Do you have any suggestion? Am I missing something obvious here?
EDIT #1:
At Ann Zen's request, here's the code used to obtain the first image:
import imutils
import cv2
import matplotlib.pyplot as plt
import numpy as np
import pytesseract
from pytesseract import Output
def get_grayscale(image):
return cv2.cvtColor(image, cv2.COLOR_BGR2GRAY)
filename = "IMAGE.JPG"
cropped_image = cv2.imread(filename)
inverted_cropped_image = cv2.bitwise_not(cropped_image)
gray = get_grayscale(inverted_cropped_image)
thresholded_image = cv2.threshold(gray, 100, 255, cv2.THRESH_BINARY)[1]
results = pytesseract.image_to_data(thresholded_image, config='--psm 11 --oem 3 -c tessedit_char_whitelist=0123456789m.', output_type=Output.DICT)
color = (255, 255, 255)
for i in range(0, len(results["text"])):
x = results["left"][i]
y = results["top"][i]
w = results["width"][i]
h = results["height"][i]
text = results["text"][i]
conf = int(results["conf"][i])
print("Confidence: {}".format(conf))
if conf > 70:
print("Confidence: {}".format(conf))
print("Text: {}".format(text))
print("")
text = "".join([c if ord(c) < 128 else "" for c in text]).strip()
cv2.rectangle(cropped_image, (x, y), (x + w, y + h), color, 2)
cv2.putText(cropped_image, text, (x, y - 10), cv2.FONT_HERSHEY_SIMPLEX,1.2, color, 3)
cv2.imshow('Image', cropped_image)
cv2.waitKey(0)
EDIT #2:
Rarely have I spent reputation points so well!

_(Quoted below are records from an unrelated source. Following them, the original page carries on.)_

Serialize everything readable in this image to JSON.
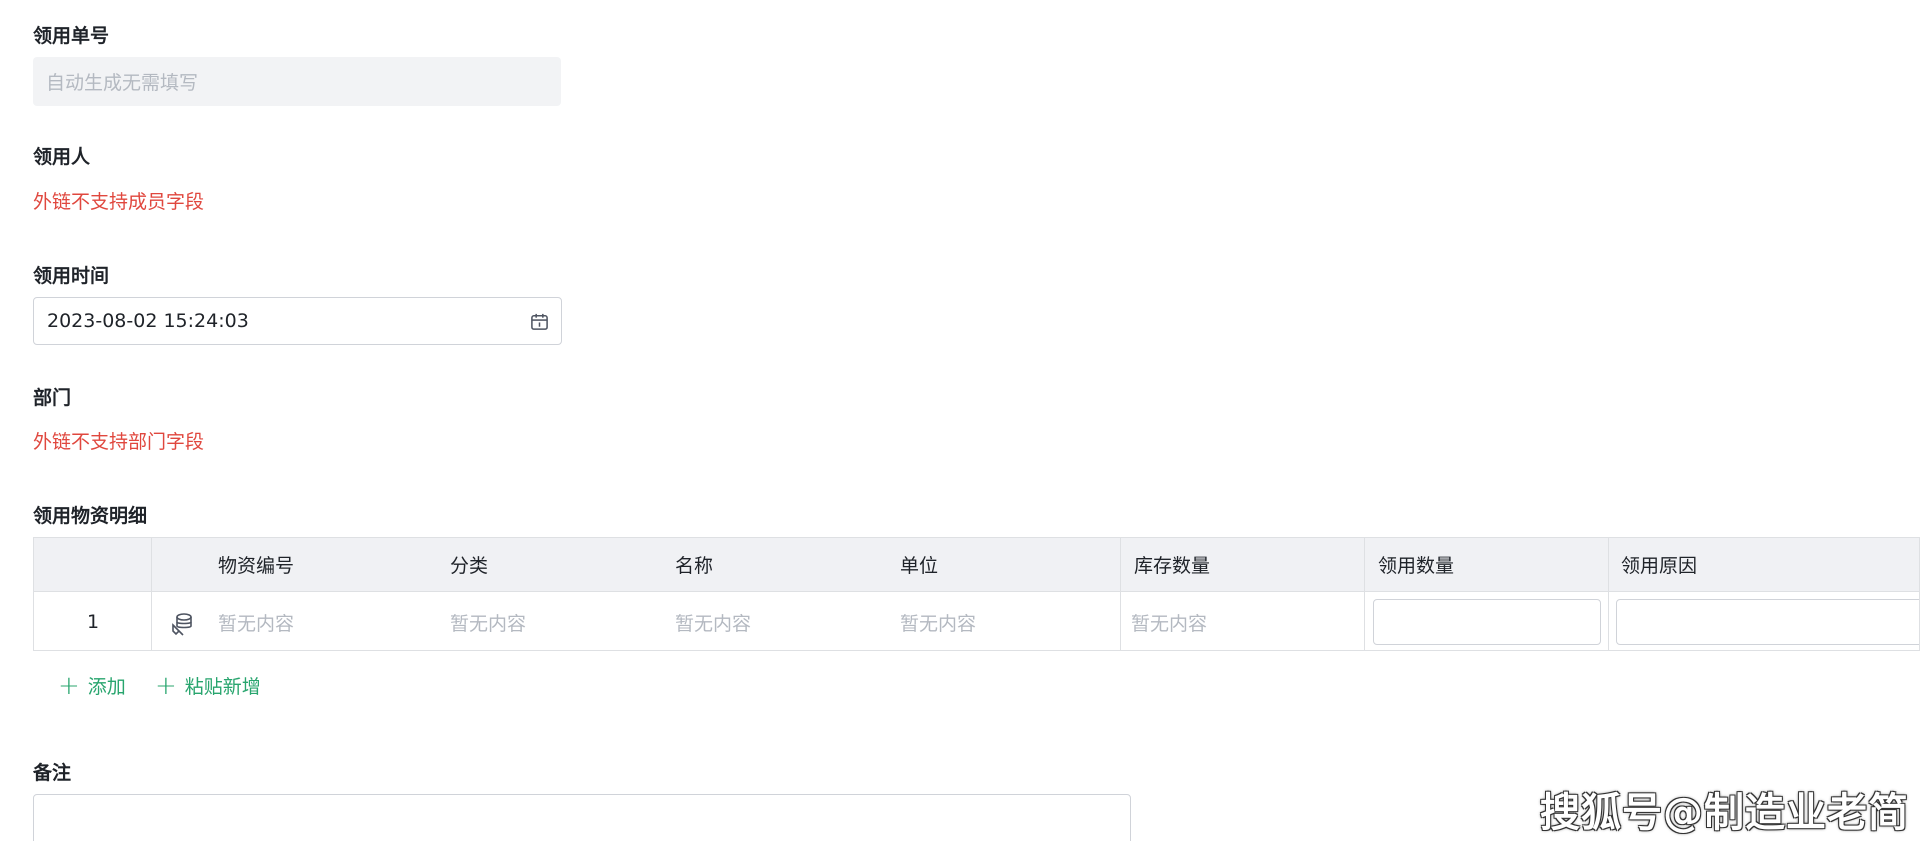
{
  "form": {
    "order_no": {
      "label": "领用单号",
      "placeholder": "自动生成无需填写"
    },
    "recipient": {
      "label": "领用人",
      "notice": "外链不支持成员字段"
    },
    "time": {
      "label": "领用时间",
      "value": "2023-08-02 15:24:03",
      "icon": "calendar-icon"
    },
    "department": {
      "label": "部门",
      "notice": "外链不支持部门字段"
    },
    "details": {
      "label": "领用物资明细",
      "columns": [
        "物资编号",
        "分类",
        "名称",
        "单位",
        "库存数量",
        "领用数量",
        "领用原因"
      ],
      "rows": [
        {
          "index": "1",
          "code": "暂无内容",
          "category": "暂无内容",
          "name": "暂无内容",
          "unit": "暂无内容",
          "stock": "暂无内容"
        }
      ],
      "add_label": "添加",
      "paste_label": "粘贴新增",
      "plus_glyph": "+"
    },
    "remark": {
      "label": "备注"
    }
  },
  "watermark": "搜狐号@制造业老简",
  "colors": {
    "warning": "#e0473e",
    "accent_green": "#28a56e",
    "header_bg": "#f0f1f4",
    "placeholder": "#b4b9c1"
  }
}
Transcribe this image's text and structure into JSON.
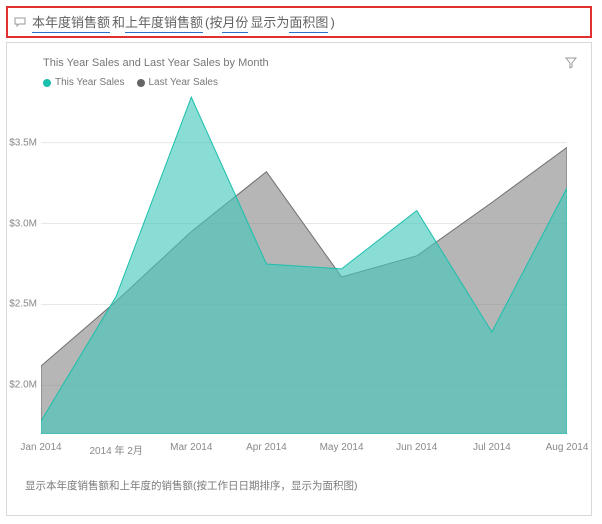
{
  "qna": {
    "tokens": [
      {
        "text": "本年度销售额",
        "underline": true
      },
      {
        "text": "和",
        "underline": false
      },
      {
        "text": "上年度销售额",
        "underline": true
      },
      {
        "text": "(按",
        "underline": false
      },
      {
        "text": "月份",
        "underline": true
      },
      {
        "text": "显示为",
        "underline": false
      },
      {
        "text": "面积图",
        "underline": true
      },
      {
        "text": ")",
        "underline": false
      }
    ]
  },
  "chart": {
    "title": "This Year Sales and Last Year Sales by Month",
    "legend": [
      {
        "label": "This Year Sales",
        "color": "#1bbfae"
      },
      {
        "label": "Last Year Sales",
        "color": "#666666"
      }
    ],
    "y_ticks": [
      "$2.0M",
      "$2.5M",
      "$3.0M",
      "$3.5M"
    ]
  },
  "restatement": "显示本年度销售额和上年度的销售额(按工作日日期排序，显示为面积图)",
  "colors": {
    "seriesA": "#1bbfae",
    "seriesA_fill": "rgba(64,200,187,0.62)",
    "seriesB": "#6f6f6f",
    "seriesB_fill": "rgba(130,130,130,0.58)"
  },
  "chart_data": {
    "type": "area",
    "title": "This Year Sales and Last Year Sales by Month",
    "xlabel": "",
    "ylabel": "",
    "ylim": [
      1700000,
      3800000
    ],
    "y_ticks": [
      2000000,
      2500000,
      3000000,
      3500000
    ],
    "categories": [
      "Jan 2014",
      "2014 年 2月",
      "Mar 2014",
      "Apr 2014",
      "May 2014",
      "Jun 2014",
      "Jul 2014",
      "Aug 2014"
    ],
    "series": [
      {
        "name": "This Year Sales",
        "color": "#1bbfae",
        "values": [
          1780000,
          2550000,
          3780000,
          2750000,
          2720000,
          3080000,
          2330000,
          3220000
        ]
      },
      {
        "name": "Last Year Sales",
        "color": "#6f6f6f",
        "values": [
          2120000,
          2520000,
          2950000,
          3320000,
          2670000,
          2800000,
          3130000,
          3470000
        ]
      }
    ]
  }
}
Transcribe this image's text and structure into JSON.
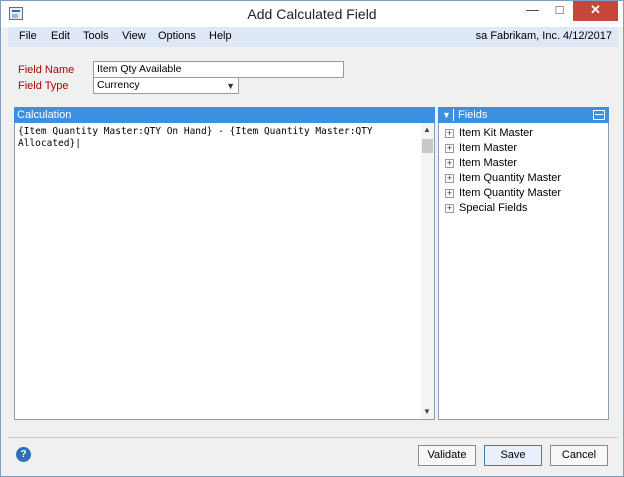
{
  "window": {
    "title": "Add Calculated Field",
    "controls": {
      "minimize": "—",
      "maximize": "□",
      "close": "✕"
    }
  },
  "menu": {
    "items": [
      "File",
      "Edit",
      "Tools",
      "View",
      "Options",
      "Help"
    ],
    "status": "sa  Fabrikam, Inc.  4/12/2017"
  },
  "form": {
    "field_name_label": "Field Name",
    "field_name_value": "Item Qty Available",
    "field_type_label": "Field Type",
    "field_type_value": "Currency"
  },
  "calculation": {
    "header": "Calculation",
    "text": "{Item Quantity Master:QTY On Hand} - {Item Quantity Master:QTY\nAllocated}|"
  },
  "fields_panel": {
    "header": "Fields",
    "items": [
      "Item Kit Master",
      "Item Master",
      "Item Master",
      "Item Quantity Master",
      "Item Quantity Master",
      "Special Fields"
    ]
  },
  "buttons": {
    "validate": "Validate",
    "save": "Save",
    "cancel": "Cancel",
    "help": "?"
  },
  "icons": {
    "app": "window-app-icon",
    "help": "help-icon",
    "expand": "plus-expand-icon"
  }
}
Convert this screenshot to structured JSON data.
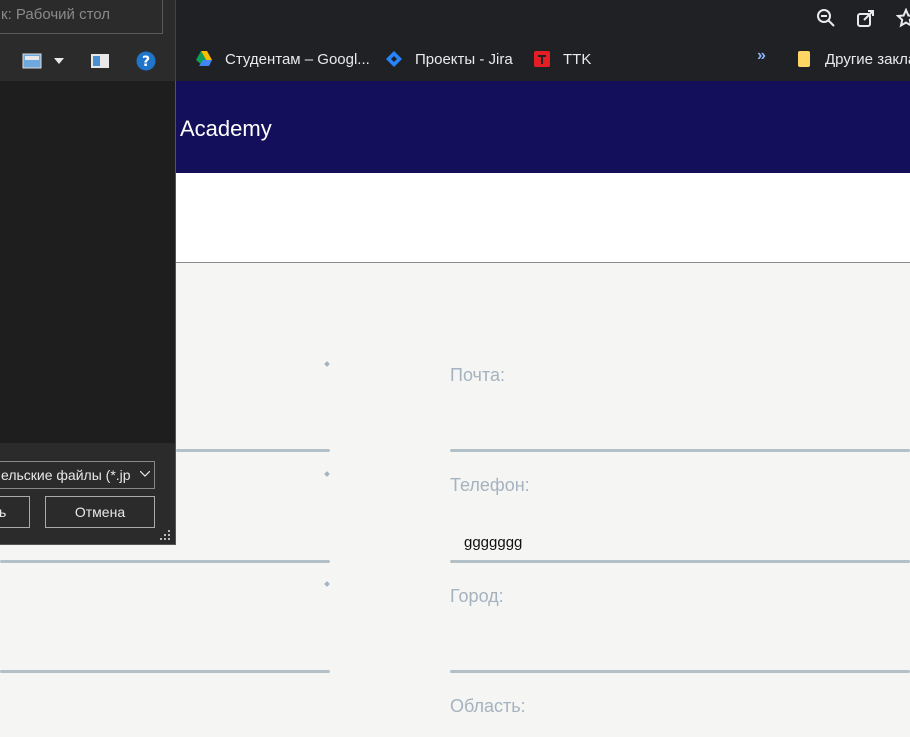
{
  "browser": {
    "bookmarks": [
      {
        "label": "Студентам – Googl...",
        "icon": "google-drive-icon"
      },
      {
        "label": "Проекты - Jira",
        "icon": "jira-icon"
      },
      {
        "label": "TTK",
        "icon": "ttk-icon"
      }
    ],
    "more_label": "»",
    "other_bookmarks": "Другие закла"
  },
  "site": {
    "brand": "Academy"
  },
  "form": {
    "email_label": "Почта:",
    "phone_label": "Телефон:",
    "phone_value": "ggggggg",
    "city_label": "Город:",
    "region_label": "Область:"
  },
  "dialog": {
    "search_placeholder": "к: Рабочий стол",
    "file_type": "ельские файлы (*.jp",
    "open_label": "ь",
    "cancel_label": "Отмена"
  },
  "colors": {
    "header_bg": "#140f5a",
    "accent": "#a4b3bf"
  }
}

All three replies posted so far helped me refine my algorithm.
First, I wrote a Tkinter program allowing me to manually crop the image around the number of interest (modifying the one found in this SO post)
Then I used Ann Zen's idea of narrowing down the search area around the fractional part. I am using her nifty process
function to prepare my grayscale image for contour extraction: contours, _ = cv2.findContours(process(img_gray), cv2.RETR_EXTERNAL, cv2.CHAIN_APPROX_SIMPLE)
. I am using RETR_EXTERNAL to avoid dealing with overlapping bounding rectangles.
I then sorted my contours from left to right. Bounding rectangles exceeding a user-defined threshold are associated with the integral part (white rectangles); otherwise they are associated with the fractional part (black rectangles).
I then extracted the characters using Esraa's approach i.e. applying a Gaussian blur prior to calling Tesseract. I used a much larger kernel (15x15 vs 3x3) to achieve this.
I am not out of the woods yet, but hopefully I will get better results by using Ahx's adaptive thresholding.